The most recent example was a group of men circling around in their car shouting, “Do you want to have sex?” as I was out on a walk with a friend. It happened in broad daylight and no one else batted an eyelid, as if it just blended into the mundane background of life. From everyday instances such as these, to witnessing friends harassed by drunk men when walking home alone at night, I reached out to the founders of @catcallsofedi, Lisa Gmerek and Sylke van Duijnen, to explain why such organisations are so vital, now more than ever.
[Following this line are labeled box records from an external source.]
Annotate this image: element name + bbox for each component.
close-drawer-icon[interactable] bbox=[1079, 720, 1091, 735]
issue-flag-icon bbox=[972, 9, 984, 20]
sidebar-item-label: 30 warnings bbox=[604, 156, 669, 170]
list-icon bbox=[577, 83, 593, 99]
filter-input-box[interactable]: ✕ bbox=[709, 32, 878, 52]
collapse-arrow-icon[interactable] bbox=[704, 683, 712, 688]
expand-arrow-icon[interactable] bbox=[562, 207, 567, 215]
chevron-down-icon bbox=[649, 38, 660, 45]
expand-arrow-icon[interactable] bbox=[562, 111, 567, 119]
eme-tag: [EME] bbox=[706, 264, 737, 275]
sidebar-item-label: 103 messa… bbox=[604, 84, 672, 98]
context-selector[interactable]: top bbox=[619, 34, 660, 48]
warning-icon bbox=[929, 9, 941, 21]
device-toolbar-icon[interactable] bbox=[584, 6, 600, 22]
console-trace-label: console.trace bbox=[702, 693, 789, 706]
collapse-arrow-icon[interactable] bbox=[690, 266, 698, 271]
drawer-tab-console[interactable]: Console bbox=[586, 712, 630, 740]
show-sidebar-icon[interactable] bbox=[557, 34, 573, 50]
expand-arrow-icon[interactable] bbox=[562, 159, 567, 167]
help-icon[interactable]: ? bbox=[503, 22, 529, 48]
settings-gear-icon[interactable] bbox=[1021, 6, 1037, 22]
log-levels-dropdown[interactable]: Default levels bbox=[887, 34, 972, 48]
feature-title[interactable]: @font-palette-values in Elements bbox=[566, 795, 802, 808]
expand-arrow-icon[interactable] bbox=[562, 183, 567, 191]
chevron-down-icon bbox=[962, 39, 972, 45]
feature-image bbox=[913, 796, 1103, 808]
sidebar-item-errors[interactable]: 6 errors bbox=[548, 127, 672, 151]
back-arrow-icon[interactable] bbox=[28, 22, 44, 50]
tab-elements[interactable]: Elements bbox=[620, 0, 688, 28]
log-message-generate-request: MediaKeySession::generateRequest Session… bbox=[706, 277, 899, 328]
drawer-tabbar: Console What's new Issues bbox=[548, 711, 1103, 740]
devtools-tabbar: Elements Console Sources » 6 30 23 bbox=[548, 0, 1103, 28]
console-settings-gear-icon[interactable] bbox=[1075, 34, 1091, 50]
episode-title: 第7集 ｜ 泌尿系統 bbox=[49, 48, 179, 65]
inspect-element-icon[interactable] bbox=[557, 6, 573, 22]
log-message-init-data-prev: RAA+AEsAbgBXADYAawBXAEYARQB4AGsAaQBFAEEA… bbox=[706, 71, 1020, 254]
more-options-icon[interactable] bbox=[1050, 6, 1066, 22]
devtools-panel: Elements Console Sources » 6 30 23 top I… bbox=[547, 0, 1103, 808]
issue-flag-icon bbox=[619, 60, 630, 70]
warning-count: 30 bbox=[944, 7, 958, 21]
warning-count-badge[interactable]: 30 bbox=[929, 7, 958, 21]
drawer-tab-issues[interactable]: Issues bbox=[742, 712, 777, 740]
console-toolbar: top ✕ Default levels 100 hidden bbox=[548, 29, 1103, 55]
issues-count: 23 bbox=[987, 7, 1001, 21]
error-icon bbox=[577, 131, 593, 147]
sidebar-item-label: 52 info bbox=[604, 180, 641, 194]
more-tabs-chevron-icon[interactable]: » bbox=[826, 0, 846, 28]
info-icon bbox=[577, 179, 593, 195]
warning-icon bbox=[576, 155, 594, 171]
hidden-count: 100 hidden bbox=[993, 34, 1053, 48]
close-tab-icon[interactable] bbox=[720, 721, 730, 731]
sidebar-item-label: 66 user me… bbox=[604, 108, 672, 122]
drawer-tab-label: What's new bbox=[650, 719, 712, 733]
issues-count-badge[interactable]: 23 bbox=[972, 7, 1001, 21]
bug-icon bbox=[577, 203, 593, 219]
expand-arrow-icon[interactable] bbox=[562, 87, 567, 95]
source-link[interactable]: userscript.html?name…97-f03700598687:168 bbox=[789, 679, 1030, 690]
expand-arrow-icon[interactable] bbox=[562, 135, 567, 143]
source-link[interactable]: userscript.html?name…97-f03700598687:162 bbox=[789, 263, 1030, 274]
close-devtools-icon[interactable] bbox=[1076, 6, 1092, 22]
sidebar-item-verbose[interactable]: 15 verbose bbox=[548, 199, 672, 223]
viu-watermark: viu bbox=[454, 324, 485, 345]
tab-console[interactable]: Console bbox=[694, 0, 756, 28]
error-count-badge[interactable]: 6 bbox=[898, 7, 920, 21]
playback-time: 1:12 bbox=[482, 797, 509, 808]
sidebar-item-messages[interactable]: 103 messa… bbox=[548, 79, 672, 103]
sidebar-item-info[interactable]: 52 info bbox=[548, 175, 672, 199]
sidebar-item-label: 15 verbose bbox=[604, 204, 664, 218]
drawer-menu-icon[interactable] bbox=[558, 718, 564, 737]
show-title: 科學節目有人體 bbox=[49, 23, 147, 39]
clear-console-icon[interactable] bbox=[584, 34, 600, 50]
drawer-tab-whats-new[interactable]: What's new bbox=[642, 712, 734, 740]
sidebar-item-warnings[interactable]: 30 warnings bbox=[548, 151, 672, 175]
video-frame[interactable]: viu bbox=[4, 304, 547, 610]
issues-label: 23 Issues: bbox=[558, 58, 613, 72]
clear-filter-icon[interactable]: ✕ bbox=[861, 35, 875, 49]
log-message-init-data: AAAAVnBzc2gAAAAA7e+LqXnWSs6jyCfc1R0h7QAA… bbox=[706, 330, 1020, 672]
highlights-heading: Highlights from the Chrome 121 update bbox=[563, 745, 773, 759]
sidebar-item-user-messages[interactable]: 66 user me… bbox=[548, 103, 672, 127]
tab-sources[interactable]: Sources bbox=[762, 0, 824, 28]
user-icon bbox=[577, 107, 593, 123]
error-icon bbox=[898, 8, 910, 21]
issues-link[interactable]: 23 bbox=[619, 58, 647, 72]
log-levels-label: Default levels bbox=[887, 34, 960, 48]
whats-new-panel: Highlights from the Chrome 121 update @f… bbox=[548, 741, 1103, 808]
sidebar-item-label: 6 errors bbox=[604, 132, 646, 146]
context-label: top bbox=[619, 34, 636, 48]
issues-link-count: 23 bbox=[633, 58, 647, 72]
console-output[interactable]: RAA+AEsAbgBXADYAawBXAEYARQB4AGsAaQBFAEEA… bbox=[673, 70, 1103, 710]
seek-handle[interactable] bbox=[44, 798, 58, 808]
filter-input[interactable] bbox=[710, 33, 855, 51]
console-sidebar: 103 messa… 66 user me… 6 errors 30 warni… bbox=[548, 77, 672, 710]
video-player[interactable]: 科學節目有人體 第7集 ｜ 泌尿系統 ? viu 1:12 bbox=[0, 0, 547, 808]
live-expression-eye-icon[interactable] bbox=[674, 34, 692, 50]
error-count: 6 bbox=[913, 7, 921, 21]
“Street harassment happens so frequently that society considers it normal or even complimentary,” they say. “With our platform, we hope to raise awareness and change this mindset: street harassment is never a compliment. It is offensive, degrading and intimidating.
“On our Instagram page, those affected by street harassment can be heard and seen. It assures them that their experiences are valid and they are not alone. We hope to educate the next generation on the topic in order to prevent street harassment in the future.”
These organisations are crucial in exposing how normalised street harassment has become within our society. Through educating people on the relentless and everyday occurrences of street harassment, platforms like Chalk Back allow people to better understand how incidents of catcalling inform a culture of misogyny in which more extreme cases of sexual harassment are excused.
‘Uncomfortable’, ’embarrassed’ and ‘scared’ are the three words that perhaps best encapsulate experiences of street harassment. They certainly do to me. Uncomfortable at having my bodily autonomy so publicly breached, embarrassed as if it’s somehow my own fault, and scared because they are never just words, but reminders of the violent actions that can often follow.
Until instances of street harassment are no longer a common part of my reality – and the reality of women everywhere – powerful youth-led organisations like Chalk Back won’t just be cathartic or empowering. They will be vital.